Davidson Peiris Emma, Wusirika Raghav
Department of Medicine, Oregon Health and Science University, Portland, Oregon, USA.
Division of Nephrology and Hypertension, Department of Medicine, Oregon Health and Science University, Portland, Oregon, USA.
Case Rep Nephrol Dial. 2017 Dec 18;7(3):167-171. doi: 10.1159/000485243. eCollection 2017 Sep-Dec.
CYP24A1 is an enzyme that inactivates vitamin D. Loss-of-function mutations in this enzyme are rare but have been linked with idiopathic infantile hypercalcemia as well as adult-onset nephrocalcinosis and nephrolithiasis. Genetic testing for this mutation should be considered in the presence of calciuria, elevated serum calcium, elevated 1,25-dihydroxyvitamin D, and suppressed parathyroid hormone. We present a case with these lab findings as well as an elevated 25-hydroxyvitamin D/24,25-dihydroxyvitamin D ratio in whom compound heterozygous CYP24A1 mutations were found. His hypercalciuria resolved and 1,25-vitamin D level improved with ketoconazole treatment. We suggest that it is clinically important to identify patients with this phenotype as testing and treatment options are available which could reduce progression to chronic kidney disease in this population.

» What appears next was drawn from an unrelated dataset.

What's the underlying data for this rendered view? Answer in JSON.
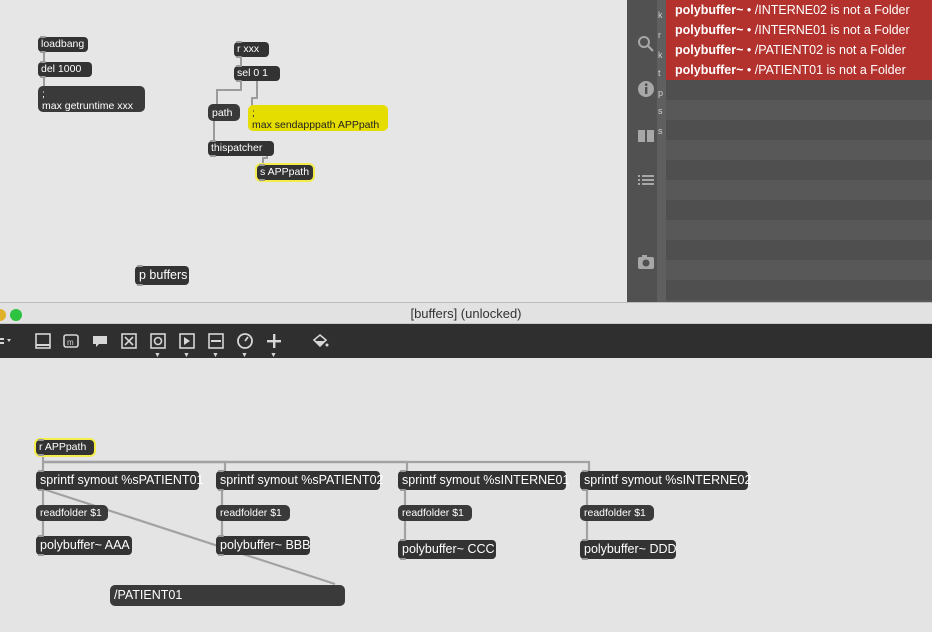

CYP24A1是一种使维生素D失活的酶。该酶的功能丧失突变很少见,但与特发性婴儿高钙血症以及成人期肾钙质沉着症和肾结石有关。在存在高钙尿症、血清钙升高、1,25-二羟基维生素D升高和甲状旁腺激素受抑制的情况下,应考虑对这种突变进行基因检测。我们报告了一例具有这些实验室检查结果以及25-羟基维生素D/24,25-二羟基维生素D比值升高的病例,在该病例中发现了复合杂合性CYP24A1突变。酮康唑治疗后,他的高钙尿症得到缓解,1,25-维生素D水平有所改善。我们认为,识别具有这种表型的患者具有重要临床意义,因为有检测和治疗方案可供选择,这可能会减少该人群发展为慢性肾病的进程。